Exploring this Job

Prior to high school graduation, you could prepare for a job as a molder by applying for foundry work in the summer or on a part-time basis. You could use that opportunity to ask molders questions about their jobs and to become well acquainted with their responsibilities. Another opportunity for exploring the occupation involves contacting a trade organization, such as the American Foundry Society. This particular group is a technical association whose members are experienced foundry workers, patternmakers, technologists, and educators. Training courses are sponsored through the Cast Metals Institute and include a variety of subjects concerning the castings industry. College students might consider reading the group's monthly publication, Modern Casting (, which presents issues on current technology, a calendar of industry events, and other related news.

The Job

Castings are molded substances that form the basic parts of all kinds of metal products, from heavy machinery to automobile engines to household appliances. More than a dozen types of metal molding and casting processes exist. The traditional, and still most common method of producing cast-to-shape pieces, is sand casting. Technological advancements in recent years, however, have made alternative casting methods such as evaporative, investment, and no-bake casting increasingly attractive because of their cost-effectiveness.
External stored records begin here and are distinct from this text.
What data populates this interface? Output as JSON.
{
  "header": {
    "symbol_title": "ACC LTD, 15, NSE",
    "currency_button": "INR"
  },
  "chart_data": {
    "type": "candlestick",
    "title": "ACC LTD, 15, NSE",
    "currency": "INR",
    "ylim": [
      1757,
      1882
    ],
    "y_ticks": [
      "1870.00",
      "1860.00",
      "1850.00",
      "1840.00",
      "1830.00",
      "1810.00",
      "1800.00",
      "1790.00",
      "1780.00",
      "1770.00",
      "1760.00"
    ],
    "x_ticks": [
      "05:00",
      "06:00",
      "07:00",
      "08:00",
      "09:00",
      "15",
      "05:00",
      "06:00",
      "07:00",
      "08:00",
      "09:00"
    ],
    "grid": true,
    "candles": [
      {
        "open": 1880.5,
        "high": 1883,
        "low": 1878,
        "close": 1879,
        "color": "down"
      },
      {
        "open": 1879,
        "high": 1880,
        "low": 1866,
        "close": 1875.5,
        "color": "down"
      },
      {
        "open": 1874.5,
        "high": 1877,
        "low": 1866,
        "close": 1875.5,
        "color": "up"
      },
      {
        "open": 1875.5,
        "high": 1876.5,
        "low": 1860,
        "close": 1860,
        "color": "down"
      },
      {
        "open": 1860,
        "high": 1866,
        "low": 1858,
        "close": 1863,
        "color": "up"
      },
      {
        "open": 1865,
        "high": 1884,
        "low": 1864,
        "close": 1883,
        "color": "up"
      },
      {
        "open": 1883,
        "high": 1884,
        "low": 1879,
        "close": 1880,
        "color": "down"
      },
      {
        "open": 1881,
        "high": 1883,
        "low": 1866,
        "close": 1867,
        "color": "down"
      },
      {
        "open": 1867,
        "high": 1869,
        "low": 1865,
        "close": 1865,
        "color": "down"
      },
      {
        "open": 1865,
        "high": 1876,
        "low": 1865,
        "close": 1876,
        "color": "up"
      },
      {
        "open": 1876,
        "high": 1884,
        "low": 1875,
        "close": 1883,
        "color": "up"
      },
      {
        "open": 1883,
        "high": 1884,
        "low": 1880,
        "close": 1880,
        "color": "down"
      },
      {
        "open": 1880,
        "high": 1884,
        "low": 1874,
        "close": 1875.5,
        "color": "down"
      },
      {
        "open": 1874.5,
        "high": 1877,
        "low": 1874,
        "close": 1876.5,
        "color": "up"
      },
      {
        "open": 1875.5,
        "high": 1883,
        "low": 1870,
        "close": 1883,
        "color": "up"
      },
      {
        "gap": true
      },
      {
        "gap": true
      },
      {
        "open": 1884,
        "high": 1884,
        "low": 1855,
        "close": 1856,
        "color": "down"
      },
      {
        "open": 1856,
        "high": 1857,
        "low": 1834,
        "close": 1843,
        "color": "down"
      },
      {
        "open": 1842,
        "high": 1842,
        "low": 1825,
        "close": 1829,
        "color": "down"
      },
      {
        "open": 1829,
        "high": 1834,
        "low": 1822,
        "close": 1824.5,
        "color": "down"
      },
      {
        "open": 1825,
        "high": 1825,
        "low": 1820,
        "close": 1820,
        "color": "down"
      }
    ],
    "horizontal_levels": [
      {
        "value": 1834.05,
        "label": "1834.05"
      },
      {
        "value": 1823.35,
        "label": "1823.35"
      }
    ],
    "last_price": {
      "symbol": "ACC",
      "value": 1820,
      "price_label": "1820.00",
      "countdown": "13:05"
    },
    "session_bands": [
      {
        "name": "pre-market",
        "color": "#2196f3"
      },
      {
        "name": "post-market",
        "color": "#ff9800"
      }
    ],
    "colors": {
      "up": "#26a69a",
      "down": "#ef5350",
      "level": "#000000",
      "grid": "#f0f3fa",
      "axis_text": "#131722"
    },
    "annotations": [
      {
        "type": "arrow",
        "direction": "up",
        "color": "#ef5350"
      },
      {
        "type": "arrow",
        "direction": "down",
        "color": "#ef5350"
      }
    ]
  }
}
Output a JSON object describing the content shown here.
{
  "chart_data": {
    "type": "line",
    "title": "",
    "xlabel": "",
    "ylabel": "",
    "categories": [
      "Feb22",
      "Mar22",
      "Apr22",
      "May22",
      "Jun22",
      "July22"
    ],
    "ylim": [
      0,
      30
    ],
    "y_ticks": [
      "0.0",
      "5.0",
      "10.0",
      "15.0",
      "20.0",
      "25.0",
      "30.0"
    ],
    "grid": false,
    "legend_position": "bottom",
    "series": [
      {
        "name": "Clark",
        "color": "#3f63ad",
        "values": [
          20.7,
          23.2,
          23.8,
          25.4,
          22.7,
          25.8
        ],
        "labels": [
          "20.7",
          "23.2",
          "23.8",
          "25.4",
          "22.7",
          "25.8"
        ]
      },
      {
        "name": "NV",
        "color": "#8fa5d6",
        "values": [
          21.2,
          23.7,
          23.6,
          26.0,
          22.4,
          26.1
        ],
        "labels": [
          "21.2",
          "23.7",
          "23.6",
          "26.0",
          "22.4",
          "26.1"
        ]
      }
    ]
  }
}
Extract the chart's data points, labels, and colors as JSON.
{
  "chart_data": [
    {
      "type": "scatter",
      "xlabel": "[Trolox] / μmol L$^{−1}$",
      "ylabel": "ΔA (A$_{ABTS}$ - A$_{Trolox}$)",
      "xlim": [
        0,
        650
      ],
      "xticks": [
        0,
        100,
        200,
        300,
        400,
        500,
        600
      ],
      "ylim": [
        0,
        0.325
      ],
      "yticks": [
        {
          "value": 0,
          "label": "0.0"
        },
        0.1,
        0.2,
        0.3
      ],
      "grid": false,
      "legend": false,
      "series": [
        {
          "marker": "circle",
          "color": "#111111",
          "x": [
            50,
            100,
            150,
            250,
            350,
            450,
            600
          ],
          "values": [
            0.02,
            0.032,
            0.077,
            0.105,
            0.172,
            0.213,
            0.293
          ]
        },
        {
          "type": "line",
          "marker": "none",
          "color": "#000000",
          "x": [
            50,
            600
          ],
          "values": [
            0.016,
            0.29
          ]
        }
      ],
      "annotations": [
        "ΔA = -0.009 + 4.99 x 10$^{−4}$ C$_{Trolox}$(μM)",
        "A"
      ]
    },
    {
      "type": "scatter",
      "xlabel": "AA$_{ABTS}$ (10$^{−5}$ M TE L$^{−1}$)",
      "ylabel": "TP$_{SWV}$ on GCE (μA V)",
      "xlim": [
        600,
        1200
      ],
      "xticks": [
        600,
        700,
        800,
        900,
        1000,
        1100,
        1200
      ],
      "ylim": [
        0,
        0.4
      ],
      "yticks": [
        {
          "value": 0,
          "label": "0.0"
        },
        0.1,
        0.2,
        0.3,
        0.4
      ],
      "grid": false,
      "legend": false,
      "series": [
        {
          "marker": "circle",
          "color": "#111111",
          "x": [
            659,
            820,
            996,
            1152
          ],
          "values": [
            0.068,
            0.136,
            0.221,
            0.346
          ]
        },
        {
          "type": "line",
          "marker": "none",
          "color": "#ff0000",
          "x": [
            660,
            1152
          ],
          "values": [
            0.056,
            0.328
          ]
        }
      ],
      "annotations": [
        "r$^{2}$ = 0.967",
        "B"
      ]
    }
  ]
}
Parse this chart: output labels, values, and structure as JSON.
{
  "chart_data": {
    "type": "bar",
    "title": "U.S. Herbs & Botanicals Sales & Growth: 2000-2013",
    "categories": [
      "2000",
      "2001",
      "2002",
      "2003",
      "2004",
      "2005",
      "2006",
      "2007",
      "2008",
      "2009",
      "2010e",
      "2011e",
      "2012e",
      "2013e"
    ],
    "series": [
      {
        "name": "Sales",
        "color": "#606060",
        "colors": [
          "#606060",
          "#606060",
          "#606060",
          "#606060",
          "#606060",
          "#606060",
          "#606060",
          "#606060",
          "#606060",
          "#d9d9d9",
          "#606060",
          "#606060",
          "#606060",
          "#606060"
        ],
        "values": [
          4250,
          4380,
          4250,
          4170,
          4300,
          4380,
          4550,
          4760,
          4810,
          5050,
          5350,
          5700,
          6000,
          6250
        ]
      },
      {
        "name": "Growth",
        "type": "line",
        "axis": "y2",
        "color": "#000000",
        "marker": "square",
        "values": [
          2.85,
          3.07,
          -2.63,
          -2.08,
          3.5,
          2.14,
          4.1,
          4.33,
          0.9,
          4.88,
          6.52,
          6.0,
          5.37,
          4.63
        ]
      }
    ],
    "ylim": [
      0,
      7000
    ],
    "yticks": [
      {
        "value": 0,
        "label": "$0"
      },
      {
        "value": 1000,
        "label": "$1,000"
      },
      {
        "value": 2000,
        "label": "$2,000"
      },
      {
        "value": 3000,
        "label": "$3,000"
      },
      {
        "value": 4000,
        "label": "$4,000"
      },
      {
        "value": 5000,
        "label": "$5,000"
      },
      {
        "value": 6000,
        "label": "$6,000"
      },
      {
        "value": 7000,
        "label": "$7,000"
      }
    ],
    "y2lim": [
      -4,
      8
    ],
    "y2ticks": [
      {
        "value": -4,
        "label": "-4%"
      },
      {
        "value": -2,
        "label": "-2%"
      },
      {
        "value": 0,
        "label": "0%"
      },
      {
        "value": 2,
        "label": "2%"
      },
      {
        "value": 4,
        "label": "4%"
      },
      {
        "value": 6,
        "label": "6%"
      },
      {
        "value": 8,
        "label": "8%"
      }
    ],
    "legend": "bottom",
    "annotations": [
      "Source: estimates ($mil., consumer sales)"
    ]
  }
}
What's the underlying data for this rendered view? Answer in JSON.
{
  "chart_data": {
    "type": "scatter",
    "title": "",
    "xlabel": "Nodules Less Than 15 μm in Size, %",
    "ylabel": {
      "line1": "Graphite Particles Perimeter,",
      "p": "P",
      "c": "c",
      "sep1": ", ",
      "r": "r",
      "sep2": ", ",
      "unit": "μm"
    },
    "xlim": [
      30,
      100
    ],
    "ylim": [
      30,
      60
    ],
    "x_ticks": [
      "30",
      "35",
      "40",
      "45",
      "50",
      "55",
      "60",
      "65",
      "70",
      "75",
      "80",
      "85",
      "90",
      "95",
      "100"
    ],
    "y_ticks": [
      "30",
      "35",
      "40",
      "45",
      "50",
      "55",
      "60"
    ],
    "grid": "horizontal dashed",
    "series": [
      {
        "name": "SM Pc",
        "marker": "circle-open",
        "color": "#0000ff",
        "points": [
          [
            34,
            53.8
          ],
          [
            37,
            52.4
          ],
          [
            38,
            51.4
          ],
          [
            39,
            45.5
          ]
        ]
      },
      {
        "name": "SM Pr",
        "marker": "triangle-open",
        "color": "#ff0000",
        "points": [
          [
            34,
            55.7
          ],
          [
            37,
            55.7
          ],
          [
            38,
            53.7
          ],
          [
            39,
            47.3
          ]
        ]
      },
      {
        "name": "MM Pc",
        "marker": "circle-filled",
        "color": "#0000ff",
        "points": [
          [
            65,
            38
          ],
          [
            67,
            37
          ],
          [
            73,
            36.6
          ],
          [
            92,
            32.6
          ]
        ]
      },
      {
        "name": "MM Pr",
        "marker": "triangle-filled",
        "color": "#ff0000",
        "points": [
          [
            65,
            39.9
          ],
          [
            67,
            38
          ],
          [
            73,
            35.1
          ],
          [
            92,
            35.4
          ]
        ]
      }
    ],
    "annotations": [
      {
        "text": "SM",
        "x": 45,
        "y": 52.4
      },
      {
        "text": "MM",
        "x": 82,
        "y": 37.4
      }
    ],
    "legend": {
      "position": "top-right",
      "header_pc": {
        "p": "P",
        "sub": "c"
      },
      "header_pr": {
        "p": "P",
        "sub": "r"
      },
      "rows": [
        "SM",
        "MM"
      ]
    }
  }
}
Sand molders, as they are also called, work in foundries that produce castings from iron, steel, and nonferrous metals (i.e., alloys that contain no appreciable amounts of iron). Traditional, manual sand casting begins with the preparation of a mold, which the worker creates from specially treated sand. In the green sand molding method, the molder packs and rams a mixture of sand, clay, and chemicals around a pattern (a model of the object to be duplicated) in a molding box called a flask. Flasks are usually made in two parts, which are separated to allow removal of the pattern without damaging the mold cavity.

A mold is created by following a series of specific steps. After positioning the drag (lower) half of the pattern and flask, the molder sprays it with a parting agent and places reinforcing wire in the flask. Sand is sifted over the pattern and pressed into its contours. Then the molder shovels sand into the flask and packs it in place with hand ramming tools or a pneumatic hammer. With this completed, the molder positions the cope (top) half of the pattern and flask on the drag half and repeats the procedure.

The process of making a casting continues with the separation of the drag and cope and the removal of the pattern. The molder then cuts a hole in the mold through which the liquid metal will be poured. Next, the molder positions a core in the cavity left by the pattern (to produce a hollow casting), reassembles the flask, and pours molten metal into the mold. When the metal cools and solidifies, the casting is removed and the mold is cleaned. Many of the final steps that involve cleaning and assembling molds are often performed by workers known as mold closers or finish molders.

Although a few foundries still construct molds using the traditional manual methods, most molds today are made by machines that pack and ram the sand mechanically. Machines make it possible to turn out large quantities of identical sand molds quickly, simply, and more cost efficiently. Workers who operate these machines are called machine molders or machine line molders, and it is their job to set up the machine, to control the pressure applied to the sand by working the pedals and levers, and to cut pouring spouts in the mold. In addition to this, machine molders assemble the flask and pattern on the machine table and fill the flask with the prepared sand mixture. The workers who operate the machines that pack the sand into the flask are called sand-slinger operators.

In the foundries that still use manual methods, hand molders compact the sand around the pattern with hand tools such as trowels and hand rammers and with power tools such as pneumatic rammers and squeeze plates. Molds for small castings, such as jewelry, are usually made on a workbench by bench molders, while those for large, bulky castings are made on the foundry floor by floor molders. Some molders are skilled in making many different kinds of molds; other molders specialize in only a few types.